One can hear, like wind chimes, the faint echoey tinkle of carousel music. As we approach the tattered poster, the image on it pivots, and we now face the slightly crossed eyes of the woman, gazing up wistfully into the face of the man, just beyond her nose, his back to us. She is still dressed in glowing white, and he is hatted, but the rest of his clothing is gone, his pale buttocks being used now as a screen for the projection of the original image: their rapt gaze, their yearning mouths, she on the verge of swooning. It is like a frame within a frame, reminding us of the rugged persistence of imbedded memory. The picture is grainy and water-spotted, adding to its romantic old-movie atmosphere, though that may be due in part to the texture of the screen. The darkness between his thighs seems to beard her, and their embrace is cloven and distorted, but their longing gaze across the dark divide still compels attention, and cues our own emotions. Their melancholy is again our melancholy, their ardor our ardor, the screen’s imperfections only augmenting the tender gravity of the moment.

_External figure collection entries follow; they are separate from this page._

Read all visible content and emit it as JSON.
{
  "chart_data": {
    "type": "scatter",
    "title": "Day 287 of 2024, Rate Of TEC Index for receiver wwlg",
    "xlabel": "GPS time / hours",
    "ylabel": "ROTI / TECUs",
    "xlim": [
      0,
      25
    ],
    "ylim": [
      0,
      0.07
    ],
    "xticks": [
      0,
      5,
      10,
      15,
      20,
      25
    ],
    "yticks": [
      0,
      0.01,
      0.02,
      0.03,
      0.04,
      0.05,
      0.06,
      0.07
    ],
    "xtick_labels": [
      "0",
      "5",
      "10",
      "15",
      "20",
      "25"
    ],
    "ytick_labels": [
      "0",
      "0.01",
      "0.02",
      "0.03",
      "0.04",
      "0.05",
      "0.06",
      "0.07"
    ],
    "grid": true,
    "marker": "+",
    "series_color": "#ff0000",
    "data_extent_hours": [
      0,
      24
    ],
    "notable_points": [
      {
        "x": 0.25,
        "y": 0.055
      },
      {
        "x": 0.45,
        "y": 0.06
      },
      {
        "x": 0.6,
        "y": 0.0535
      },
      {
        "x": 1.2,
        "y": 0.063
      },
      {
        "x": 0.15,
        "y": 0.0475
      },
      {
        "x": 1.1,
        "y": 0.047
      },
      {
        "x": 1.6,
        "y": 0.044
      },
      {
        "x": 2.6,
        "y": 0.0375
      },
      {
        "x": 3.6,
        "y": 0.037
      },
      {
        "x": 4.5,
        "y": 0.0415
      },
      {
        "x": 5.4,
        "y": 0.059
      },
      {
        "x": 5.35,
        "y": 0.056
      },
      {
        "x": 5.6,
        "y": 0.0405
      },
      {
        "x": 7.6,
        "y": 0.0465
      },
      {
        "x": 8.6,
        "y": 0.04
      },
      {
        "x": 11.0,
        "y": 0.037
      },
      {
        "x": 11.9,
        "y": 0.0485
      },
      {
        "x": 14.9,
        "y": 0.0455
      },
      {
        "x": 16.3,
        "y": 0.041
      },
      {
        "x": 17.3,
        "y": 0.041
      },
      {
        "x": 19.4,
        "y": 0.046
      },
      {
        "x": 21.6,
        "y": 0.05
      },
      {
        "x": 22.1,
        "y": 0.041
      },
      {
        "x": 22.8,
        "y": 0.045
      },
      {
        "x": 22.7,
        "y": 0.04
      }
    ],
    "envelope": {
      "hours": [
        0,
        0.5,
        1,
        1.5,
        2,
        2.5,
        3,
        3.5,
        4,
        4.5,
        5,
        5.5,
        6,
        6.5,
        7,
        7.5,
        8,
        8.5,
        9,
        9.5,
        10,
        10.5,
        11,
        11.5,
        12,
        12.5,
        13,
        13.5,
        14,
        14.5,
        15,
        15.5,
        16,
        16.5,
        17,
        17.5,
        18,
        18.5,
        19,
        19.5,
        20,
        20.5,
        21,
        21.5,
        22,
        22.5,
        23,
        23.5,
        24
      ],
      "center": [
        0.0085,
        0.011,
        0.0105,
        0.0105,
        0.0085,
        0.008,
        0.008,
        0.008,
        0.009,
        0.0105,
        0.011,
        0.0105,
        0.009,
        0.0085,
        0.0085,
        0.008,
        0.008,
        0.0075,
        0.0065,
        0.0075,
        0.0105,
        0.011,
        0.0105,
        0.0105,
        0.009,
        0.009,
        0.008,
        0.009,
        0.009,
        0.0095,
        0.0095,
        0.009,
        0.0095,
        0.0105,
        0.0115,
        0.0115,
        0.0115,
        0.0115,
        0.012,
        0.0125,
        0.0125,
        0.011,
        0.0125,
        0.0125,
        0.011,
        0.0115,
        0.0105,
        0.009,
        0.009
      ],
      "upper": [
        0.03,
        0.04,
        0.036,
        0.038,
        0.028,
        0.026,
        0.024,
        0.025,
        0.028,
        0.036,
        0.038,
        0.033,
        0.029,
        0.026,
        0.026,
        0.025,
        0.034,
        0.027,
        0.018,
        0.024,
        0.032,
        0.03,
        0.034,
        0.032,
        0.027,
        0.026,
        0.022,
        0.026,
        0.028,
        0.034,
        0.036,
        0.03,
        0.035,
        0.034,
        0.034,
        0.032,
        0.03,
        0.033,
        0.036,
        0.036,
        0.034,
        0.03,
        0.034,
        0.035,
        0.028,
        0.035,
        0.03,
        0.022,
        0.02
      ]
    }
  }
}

But then it is over. The projected embrace recedes, as does its screen and the man who provided it, the wistful woman too—they all shrink away, as if to say we have seen all there is to be seen. There is only the desolate country road, the ruined cinema, and soon they are gone too—in the dreadful silence, a distant snap of elastic against flesh can be heard, a rip, a gasp—leaving only the ever vaster emptiness of the desert, stretching in all directions as far as the eye can see, like an image of the end of time.